Doamos dos nossos excessos. Isto
não nos causa problemas e ainda nos presenteia com uma imagem de boa pessoa. Doamos dos excessos, mas não doamos para
construir. Os excessos não atrapalham a minha novela. Mas a construção me
fará perder alguns capítulos. Então não dará para ajudar. Desculpe qualquer coisa.
Do pequeno para o grande. Do interno para o externo. Do micro para o
macro.
Se temos dificuldades de construir
o coletivo dentro do nosso prédio, o que esperar, então, a partir das grades
que nos cercam em nossos condomínios? O que esperar do portão para fora?
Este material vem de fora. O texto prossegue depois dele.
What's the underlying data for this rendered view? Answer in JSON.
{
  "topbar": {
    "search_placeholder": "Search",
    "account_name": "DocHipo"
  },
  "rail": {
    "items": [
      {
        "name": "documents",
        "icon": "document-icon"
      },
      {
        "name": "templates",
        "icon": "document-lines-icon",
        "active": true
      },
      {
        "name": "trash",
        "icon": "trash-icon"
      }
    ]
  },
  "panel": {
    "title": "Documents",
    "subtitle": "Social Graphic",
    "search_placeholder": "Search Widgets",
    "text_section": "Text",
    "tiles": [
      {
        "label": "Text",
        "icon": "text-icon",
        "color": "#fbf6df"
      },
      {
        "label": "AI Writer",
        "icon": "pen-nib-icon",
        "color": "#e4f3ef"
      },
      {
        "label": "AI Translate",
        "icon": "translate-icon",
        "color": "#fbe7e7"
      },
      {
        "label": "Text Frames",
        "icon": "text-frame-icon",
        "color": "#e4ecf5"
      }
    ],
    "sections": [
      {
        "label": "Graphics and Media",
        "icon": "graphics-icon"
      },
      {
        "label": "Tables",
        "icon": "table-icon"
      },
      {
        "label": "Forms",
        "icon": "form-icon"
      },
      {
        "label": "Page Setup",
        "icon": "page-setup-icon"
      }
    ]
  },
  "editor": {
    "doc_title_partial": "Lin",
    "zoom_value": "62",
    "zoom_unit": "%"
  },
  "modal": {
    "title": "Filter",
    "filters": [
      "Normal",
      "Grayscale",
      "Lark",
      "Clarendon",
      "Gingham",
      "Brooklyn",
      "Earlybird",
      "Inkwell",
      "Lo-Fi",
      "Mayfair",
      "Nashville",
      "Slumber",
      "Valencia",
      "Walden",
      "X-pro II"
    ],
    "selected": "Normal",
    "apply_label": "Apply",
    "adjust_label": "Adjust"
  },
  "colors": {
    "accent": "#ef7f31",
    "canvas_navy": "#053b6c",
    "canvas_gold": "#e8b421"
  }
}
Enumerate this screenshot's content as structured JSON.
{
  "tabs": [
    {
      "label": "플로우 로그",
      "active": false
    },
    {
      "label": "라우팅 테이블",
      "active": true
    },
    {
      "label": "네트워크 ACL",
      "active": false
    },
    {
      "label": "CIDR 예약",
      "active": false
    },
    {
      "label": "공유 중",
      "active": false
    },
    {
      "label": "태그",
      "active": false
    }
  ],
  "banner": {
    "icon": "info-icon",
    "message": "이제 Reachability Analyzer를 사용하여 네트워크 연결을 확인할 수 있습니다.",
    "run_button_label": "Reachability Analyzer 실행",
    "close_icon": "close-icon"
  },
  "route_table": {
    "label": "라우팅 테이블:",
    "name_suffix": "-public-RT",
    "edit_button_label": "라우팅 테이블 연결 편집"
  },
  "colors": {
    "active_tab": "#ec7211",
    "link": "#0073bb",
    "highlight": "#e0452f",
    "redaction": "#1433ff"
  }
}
Quero encerrar este texto, mas
não a reflexão, com um pensamento da escritora brasileira Martha Medeiros, que
diz:
“O egoísmo unifica os
insignificantes”.
Que deixemos de lado, um pouquinho, o nosso egoísmo para que
não nos tornemos insignificantes e sem sentido. O egoísmo nos revela seres
desnecessários e irrelevantes. É uma pena. Porque chance é o que não nos falta para
abandonarmos esta cadeira.
Que a gente busque participar mais
de nossas reuniões de condomínios, tanto
no sentido literal quanto no metafórico. E ao sairmos das reuniões e voltarmos
para as nossas cadeiras do egoísmo, descobrirmos que elas não nos servirão
mais.
E terá sido uma bela descoberta.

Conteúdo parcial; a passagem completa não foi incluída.